Alternatively, consider your own experience of consuming the type of art that most inspires you and breathes life into your soul. Is it because that music, piece of art, or book was exciting and titillating on every page, or because it in some way transformed you, opened a new horizon, or helped you contemplate something with fresh eyes? Sure, I have my list of favorite popular bands and musicians. But if you play certain pieces by Beethoven or Chopin, I’ll weep because it not only communicates profound, unutterable beauties but also directs me to a transcendent reality I didn’t even realize I could possess.
This is why we not only want to consume great art but also want to know and understand the artist. Because we are humans, we want art produced by other humans; we yearn for connection and relationship. This is why it’s not just the art itself that sells but the biographies and interviews of those artists. We hope, in some inchoate way, that in learning about the artist, it will not only help us better understand the art but also deepen our own emotional connection to it.

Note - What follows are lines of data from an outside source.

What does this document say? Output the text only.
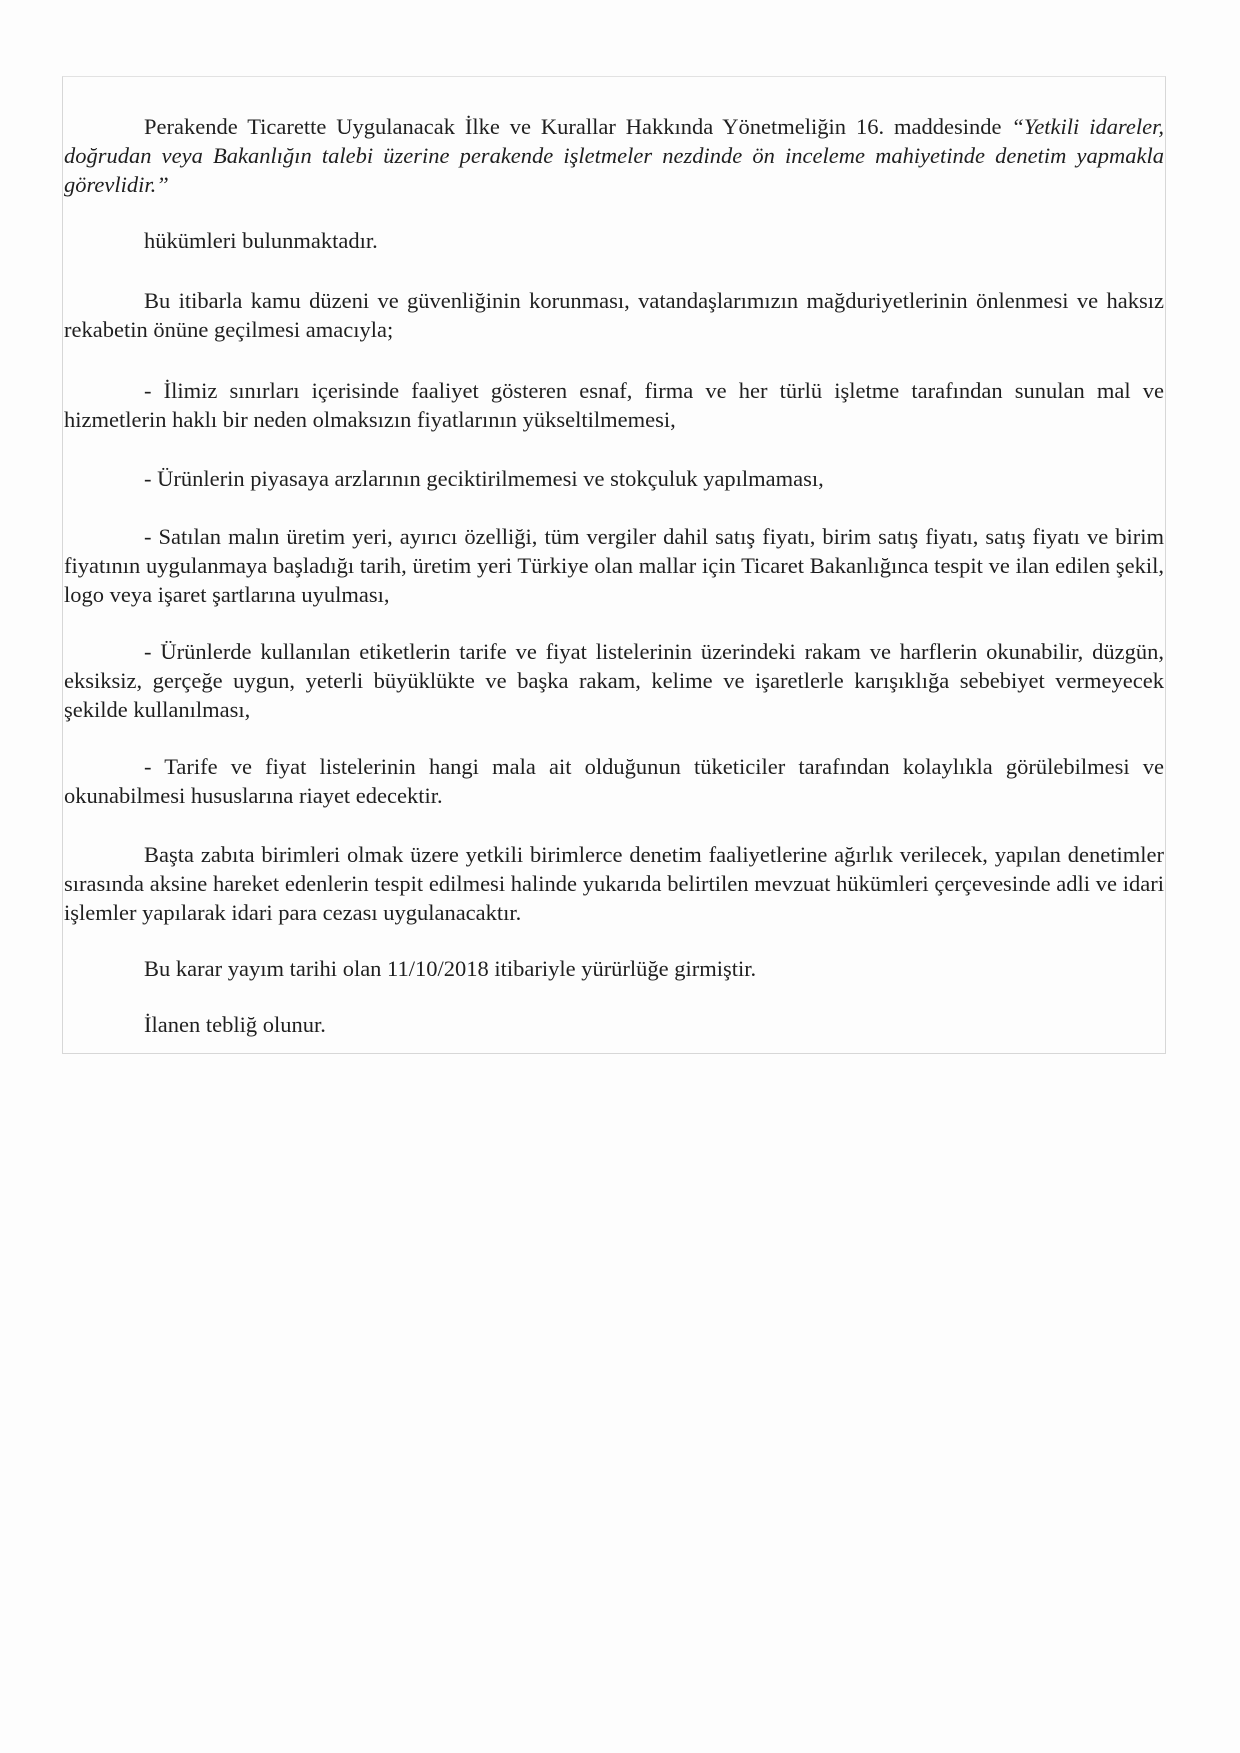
Perakende Ticarette Uygulanacak İlke ve Kurallar Hakkında Yönetmeliğin 16. maddesinde “Yetkili idareler, doğrudan veya Bakanlığın talebi üzerine perakende işletmeler nezdinde ön inceleme mahiyetinde denetim yapmakla görevlidir.”

hükümleri bulunmaktadır.

Bu itibarla kamu düzeni ve güvenliğinin korunması, vatandaşlarımızın mağduriyetlerinin önlenmesi ve haksız rekabetin önüne geçilmesi amacıyla;

- İlimiz sınırları içerisinde faaliyet gösteren esnaf, firma ve her türlü işletme tarafından sunulan mal ve hizmetlerin haklı bir neden olmaksızın fiyatlarının yükseltilmemesi,

- Ürünlerin piyasaya arzlarının geciktirilmemesi ve stokçuluk yapılmaması,

- Satılan malın üretim yeri, ayırıcı özelliği, tüm vergiler dahil satış fiyatı, birim satış fiyatı, satış fiyatı ve birim fiyatının uygulanmaya başladığı tarih, üretim yeri Türkiye olan mallar için Ticaret Bakanlığınca tespit ve ilan edilen şekil, logo veya işaret şartlarına uyulması,

- Ürünlerde kullanılan etiketlerin tarife ve fiyat listelerinin üzerindeki rakam ve harflerin okunabilir, düzgün, eksiksiz, gerçeğe uygun, yeterli büyüklükte ve başka rakam, kelime ve işaretlerle karışıklığa sebebiyet vermeyecek şekilde kullanılması,

- Tarife ve fiyat listelerinin hangi mala ait olduğunun tüketiciler tarafından kolaylıkla görülebilmesi ve okunabilmesi hususlarına riayet edecektir.

Başta zabıta birimleri olmak üzere yetkili birimlerce denetim faaliyetlerine ağırlık verilecek, yapılan denetimler sırasında aksine hareket edenlerin tespit edilmesi halinde yukarıda belirtilen mevzuat hükümleri çerçevesinde adli ve idari işlemler yapılarak idari para cezası uygulanacaktır.

Bu karar yayım tarihi olan 11/10/2018 itibariyle yürürlüğe girmiştir.

İlanen tebliğ olunur.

If, by divine providence or “aligning of the stars,” we happen to meet that artist … well.
After all, art is not only about entertainment. It’s about us — who we are, what we want, what we hope to be. It’s an exchange between the artist and the consumer, in which both hope to be understood and, ultimately, loved. This is why AI, even if it creates innumerable “flawless” three-minute pop songs or 300-page trashy romance novels, will never create the kind of beauty we need. We humans suffer and long, and we need art that communicates meaning and love from suffering and longing.
Hundreds of years from now, people will still read Mark Twain and listen to Bach. They won’t be reading books or listening to music created by bots.